If Apple and Boeing aren’t manufacturing planes and iPhones in China, and not selling to China, then Beijing can’t use market access to compel these U.S. companies to influence U.S. politics in a manner that paralyzes our military and economic defenses against the CCP. Sure, these companies initially make less money selling to China, but they can divert their sales and manufacturing to U.S. communities and allies, strengthening the United States and its allies in the process. More manufacturing jobs in the United States means higher wages, more government revenues, a deeper and more diversified industrial ecosystem, and ultimately a militarily and economically stronger United States, relative to China, than previously.
Second, firewalling politics from the influence of money makes it impossible for Beijing to use the many corporate conduits of influence, including U.S. corporations, to paralyze U.S. defenses against the CCP. This would mean new laws, and strengthened laws, to end the revolving door between high government positions and the lobbying, think tank, and corporate job positions that provide outsized incomes in a quid pro quo for political influence when a candidate is in office. It would mean laws against China-linked corporations funding think tanks and universities that are then economically incentivized to support soft-on-China analysis and advocacy.

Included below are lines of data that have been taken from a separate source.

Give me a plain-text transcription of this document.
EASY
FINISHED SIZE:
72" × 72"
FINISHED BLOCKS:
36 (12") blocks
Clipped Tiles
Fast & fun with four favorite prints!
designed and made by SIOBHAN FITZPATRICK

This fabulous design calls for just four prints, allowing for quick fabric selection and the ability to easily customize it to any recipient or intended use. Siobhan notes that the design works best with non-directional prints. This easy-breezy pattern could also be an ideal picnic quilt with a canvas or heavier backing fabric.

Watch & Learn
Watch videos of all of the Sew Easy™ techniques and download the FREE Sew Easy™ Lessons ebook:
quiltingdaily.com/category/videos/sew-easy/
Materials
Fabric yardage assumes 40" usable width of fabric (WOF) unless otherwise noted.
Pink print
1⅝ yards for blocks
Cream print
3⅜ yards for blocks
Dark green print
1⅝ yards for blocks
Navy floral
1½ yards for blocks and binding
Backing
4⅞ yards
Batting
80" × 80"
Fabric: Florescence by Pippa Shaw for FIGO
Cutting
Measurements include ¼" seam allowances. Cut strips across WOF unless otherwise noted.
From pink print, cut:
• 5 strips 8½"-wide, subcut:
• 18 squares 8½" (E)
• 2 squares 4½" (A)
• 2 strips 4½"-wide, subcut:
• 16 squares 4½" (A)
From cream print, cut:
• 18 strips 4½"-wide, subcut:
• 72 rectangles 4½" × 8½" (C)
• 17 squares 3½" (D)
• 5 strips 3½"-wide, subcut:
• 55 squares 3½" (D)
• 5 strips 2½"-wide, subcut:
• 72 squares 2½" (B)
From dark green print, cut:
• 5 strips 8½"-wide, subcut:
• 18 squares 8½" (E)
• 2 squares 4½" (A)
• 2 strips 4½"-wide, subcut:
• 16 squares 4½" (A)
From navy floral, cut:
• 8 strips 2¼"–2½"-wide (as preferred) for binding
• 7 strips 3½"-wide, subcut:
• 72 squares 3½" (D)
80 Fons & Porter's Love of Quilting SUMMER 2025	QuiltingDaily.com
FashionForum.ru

Third, firewalling the media from China-linked funding—especially, for example, direct Chinese state media advertising—would remove a means of influence over editorial and publisher decision making. The take-home profits of shareholders in a media company are directly linked to advertising, and if that advertising is from CCP organizations such as China’s state media, then a conduit is opened to influence publishers and editorial decisions, not to mention the advertising itself, which is often in the form of large inserts geared to appear as if they are legitimate news reporting when, in fact, they are CCP propaganda.
The key to ending CCP infiltration of the United States, and of any country, is to cut off the means that Beijing uses for such infiltration: money. America’s promise is in its ideas of liberty, freedom, equality, and property, all of which are interrelated—and which handily beat Beijing’s own communist ideology that is based on control of the many by the few.
To remain strong and robust, American values must be protected from the erosion of the CCP’s growing economic power, which can destroy our values where human willpower is weak. Where that weakness is found among American elites, and it often is, there America’s promise is most at risk.